OpenAI has officially bought TBPN, the buzzy live tech talk show that’s become a kind of “SportsCenter for Silicon Valley,” in a move that pulls the AI giant directly into the media business. The deal amount isn’t public, but the show and its team will now sit inside OpenAI’s strategy org, reporting to senior executive Chris Lehane.
In an internal note, OpenAI applications chief Fidji Simo framed the acquisition as a way to “accelerate the global conversation around AI” and move beyond the traditional corporate PR playbook. Her argument: OpenAI is at the center of a huge technological shift, so it needs its own always‑on space where founders, operators, and users can talk openly about how AI is changing everything from products to jobs. Instead of trying to build that from scratch, it chose to buy one of the places where that conversation is already happening every day.
TBPN (Technology Business Programming Network) is a three‑hour, weekday live show hosted by entrepreneurs Jordi Hays and John Coogan, streaming on YouTube and X and then pushed out as a podcast on Spotify and Apple Podcasts. The format is simple: fast, insider‑y commentary on tech, AI, startups, deals, and market drama, plus big‑name guests like Mark Zuckerberg, Satya Nadella, Sam Altman, and other top executives. The New York Times has already called it “Silicon Valley’s newest obsession,” which matches its reputation as a place where founders and investors feel comfortable talking more candidly than they do on legacy business TV.

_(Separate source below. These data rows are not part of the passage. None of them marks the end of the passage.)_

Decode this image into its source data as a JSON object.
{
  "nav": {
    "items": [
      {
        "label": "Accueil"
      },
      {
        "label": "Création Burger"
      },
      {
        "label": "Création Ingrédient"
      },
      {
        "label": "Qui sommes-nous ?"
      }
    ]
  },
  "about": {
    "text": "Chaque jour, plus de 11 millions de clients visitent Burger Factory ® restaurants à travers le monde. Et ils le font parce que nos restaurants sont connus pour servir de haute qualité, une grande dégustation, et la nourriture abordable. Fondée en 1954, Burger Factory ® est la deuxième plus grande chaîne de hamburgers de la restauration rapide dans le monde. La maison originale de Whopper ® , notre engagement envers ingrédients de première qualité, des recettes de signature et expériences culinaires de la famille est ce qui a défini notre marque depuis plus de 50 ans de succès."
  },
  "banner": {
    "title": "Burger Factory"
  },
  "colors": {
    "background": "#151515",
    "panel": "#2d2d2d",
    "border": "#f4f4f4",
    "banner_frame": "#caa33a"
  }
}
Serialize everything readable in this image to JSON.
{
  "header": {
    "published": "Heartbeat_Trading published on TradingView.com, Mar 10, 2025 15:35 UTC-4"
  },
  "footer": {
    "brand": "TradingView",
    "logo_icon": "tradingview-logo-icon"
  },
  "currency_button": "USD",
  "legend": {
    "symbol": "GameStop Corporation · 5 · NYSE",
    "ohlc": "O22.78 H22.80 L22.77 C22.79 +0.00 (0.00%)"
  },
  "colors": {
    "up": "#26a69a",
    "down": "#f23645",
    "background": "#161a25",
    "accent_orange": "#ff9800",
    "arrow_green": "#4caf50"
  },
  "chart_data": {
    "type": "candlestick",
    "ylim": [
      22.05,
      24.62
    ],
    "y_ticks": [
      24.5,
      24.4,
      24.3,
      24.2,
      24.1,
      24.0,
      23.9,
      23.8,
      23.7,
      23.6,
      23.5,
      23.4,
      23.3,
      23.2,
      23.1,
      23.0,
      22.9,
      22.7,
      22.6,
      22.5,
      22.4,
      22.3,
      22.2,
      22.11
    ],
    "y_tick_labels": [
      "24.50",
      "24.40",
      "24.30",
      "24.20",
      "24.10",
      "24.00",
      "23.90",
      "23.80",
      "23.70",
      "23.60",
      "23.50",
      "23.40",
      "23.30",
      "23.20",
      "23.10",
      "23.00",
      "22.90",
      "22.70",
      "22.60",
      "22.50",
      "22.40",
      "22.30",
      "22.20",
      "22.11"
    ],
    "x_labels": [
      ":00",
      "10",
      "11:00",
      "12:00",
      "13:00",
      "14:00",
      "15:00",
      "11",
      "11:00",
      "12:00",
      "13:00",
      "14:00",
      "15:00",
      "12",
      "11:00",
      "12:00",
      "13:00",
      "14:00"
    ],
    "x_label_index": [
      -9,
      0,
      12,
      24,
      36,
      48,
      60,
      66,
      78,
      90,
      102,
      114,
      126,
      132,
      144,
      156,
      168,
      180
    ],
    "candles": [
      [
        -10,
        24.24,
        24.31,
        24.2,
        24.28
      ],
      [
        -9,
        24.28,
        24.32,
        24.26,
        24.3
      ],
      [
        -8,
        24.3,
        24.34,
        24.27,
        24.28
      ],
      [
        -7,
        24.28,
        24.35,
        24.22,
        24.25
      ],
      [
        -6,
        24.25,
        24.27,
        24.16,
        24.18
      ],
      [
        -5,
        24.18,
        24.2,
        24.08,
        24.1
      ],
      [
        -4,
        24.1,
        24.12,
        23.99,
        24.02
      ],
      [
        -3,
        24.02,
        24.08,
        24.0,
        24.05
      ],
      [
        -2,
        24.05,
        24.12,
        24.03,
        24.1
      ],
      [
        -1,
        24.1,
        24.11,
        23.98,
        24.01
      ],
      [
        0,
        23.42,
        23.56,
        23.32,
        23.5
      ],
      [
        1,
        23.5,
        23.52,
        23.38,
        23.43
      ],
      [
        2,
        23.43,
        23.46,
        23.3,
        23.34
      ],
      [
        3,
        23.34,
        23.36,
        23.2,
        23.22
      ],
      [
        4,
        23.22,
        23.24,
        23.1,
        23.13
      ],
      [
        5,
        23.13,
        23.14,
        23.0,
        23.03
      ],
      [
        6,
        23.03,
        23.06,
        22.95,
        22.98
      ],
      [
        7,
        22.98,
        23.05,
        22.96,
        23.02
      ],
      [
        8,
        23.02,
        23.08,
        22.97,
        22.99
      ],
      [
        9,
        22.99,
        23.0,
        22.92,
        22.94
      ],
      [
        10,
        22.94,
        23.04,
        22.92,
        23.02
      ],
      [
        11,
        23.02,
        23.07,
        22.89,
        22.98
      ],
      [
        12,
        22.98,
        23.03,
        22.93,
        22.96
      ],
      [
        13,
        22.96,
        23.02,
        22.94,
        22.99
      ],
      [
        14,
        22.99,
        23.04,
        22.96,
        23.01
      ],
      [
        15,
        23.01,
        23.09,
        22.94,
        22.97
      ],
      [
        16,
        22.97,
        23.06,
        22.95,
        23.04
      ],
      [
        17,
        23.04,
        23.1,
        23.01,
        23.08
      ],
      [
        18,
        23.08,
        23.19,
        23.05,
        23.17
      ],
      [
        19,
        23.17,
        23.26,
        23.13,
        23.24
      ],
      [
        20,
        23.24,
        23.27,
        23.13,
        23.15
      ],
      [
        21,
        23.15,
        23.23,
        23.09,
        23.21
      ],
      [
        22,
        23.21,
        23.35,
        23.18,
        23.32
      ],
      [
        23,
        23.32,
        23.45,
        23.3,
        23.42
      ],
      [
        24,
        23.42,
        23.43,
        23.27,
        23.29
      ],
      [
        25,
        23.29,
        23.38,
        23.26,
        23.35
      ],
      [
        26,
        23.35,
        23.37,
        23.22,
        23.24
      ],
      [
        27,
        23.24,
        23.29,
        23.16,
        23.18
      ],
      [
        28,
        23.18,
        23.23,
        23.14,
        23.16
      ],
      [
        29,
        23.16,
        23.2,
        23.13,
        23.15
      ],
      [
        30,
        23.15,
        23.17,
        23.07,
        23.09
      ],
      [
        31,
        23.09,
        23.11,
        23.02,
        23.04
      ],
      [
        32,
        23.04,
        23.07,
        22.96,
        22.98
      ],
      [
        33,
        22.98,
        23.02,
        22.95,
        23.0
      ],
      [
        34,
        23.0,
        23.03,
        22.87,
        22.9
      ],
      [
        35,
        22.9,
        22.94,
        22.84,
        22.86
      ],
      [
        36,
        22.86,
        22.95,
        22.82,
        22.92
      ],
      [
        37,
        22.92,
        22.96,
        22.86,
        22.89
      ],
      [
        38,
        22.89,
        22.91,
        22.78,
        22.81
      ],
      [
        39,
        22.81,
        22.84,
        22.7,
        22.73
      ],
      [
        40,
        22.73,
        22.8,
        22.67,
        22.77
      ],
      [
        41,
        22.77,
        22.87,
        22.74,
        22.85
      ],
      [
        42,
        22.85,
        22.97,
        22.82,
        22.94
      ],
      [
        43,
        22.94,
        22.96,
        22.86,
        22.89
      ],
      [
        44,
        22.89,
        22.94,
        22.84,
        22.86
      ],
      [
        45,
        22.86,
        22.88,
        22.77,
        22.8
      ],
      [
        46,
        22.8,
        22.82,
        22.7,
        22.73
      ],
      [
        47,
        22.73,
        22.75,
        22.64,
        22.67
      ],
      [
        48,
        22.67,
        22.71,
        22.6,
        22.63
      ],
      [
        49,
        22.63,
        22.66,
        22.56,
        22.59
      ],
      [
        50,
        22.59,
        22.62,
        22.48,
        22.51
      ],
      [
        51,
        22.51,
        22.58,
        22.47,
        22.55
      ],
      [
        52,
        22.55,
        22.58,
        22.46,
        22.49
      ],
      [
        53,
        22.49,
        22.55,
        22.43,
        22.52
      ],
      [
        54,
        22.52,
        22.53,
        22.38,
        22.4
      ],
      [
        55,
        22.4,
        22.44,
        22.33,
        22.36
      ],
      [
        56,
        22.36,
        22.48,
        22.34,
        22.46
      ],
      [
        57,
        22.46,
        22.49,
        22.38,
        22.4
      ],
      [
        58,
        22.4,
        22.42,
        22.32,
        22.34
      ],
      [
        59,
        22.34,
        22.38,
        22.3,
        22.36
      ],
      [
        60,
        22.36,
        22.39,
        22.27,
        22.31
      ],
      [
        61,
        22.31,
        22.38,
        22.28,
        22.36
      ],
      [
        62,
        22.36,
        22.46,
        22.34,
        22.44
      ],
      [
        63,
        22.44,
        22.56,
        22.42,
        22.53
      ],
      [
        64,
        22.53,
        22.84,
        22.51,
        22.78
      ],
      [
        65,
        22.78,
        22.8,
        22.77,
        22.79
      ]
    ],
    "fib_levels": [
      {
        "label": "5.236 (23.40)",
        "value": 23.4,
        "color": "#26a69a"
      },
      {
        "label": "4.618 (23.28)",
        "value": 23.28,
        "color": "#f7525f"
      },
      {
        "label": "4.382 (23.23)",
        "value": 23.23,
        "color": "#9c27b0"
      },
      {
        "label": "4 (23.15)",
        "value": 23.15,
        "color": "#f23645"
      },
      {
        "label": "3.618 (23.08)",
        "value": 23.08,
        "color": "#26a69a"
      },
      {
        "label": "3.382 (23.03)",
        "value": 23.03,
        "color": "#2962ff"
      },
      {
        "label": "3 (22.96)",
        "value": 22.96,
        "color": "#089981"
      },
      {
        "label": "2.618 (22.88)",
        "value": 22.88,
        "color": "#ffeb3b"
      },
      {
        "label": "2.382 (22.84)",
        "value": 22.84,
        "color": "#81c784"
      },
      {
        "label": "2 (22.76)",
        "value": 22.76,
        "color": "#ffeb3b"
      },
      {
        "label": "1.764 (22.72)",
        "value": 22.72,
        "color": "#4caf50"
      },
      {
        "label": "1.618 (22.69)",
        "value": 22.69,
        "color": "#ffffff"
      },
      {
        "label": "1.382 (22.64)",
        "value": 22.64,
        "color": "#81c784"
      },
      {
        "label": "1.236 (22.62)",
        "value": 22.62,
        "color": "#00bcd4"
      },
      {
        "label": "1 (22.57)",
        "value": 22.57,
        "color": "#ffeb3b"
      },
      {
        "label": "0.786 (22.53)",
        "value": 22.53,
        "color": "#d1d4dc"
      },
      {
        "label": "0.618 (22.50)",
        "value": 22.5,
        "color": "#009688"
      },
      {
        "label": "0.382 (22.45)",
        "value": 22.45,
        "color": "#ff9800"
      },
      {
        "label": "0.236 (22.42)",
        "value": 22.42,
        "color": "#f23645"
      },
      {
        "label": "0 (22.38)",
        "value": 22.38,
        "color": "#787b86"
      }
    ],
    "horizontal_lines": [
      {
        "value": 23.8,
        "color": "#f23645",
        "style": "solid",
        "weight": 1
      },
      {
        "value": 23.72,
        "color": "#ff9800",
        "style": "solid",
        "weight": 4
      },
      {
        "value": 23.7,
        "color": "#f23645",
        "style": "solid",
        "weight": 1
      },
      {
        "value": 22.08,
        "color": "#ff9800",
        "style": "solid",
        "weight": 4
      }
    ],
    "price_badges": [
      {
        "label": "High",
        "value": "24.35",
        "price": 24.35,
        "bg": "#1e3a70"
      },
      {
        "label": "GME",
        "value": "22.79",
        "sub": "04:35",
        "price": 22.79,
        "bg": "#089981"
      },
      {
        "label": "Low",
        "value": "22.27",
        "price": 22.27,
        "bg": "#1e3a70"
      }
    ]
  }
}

Crucially, OpenAI is promising to leave the show’s editorial voice alone. TBPN will keep running its own programming, choosing its own guests, and making its own calls on what to cover, something Simo described as “foundational to their credibility.” That’s meant to calm worries that the show will turn into a soft marketing channel just for OpenAI at a time when AI companies are facing intense scrutiny over power, safety, and how they use news content. Co‑founder Jordi Hays said the appeal of the deal was the chance to move “from commentary to real impact” on how AI is rolled out and understood globally, while still being able to criticize the industry when needed.
Strategically, this is OpenAI’s first real step into owning a media property, and it lands as the company battles both rivals like Anthropic for enterprise customers and a wave of negative coverage and regulatory pressure. TBPN gives OpenAI a direct line into the tech elite’s favorite talk show, plus a seasoned team that knows how to package complex tech stories into something founders, operators, and investors actually want to watch for three hours straight. For viewers, the show should look and feel largely the same in the near term—just with OpenAI’s resources behind it and, potentially, even more access to the people building the next wave of AI products.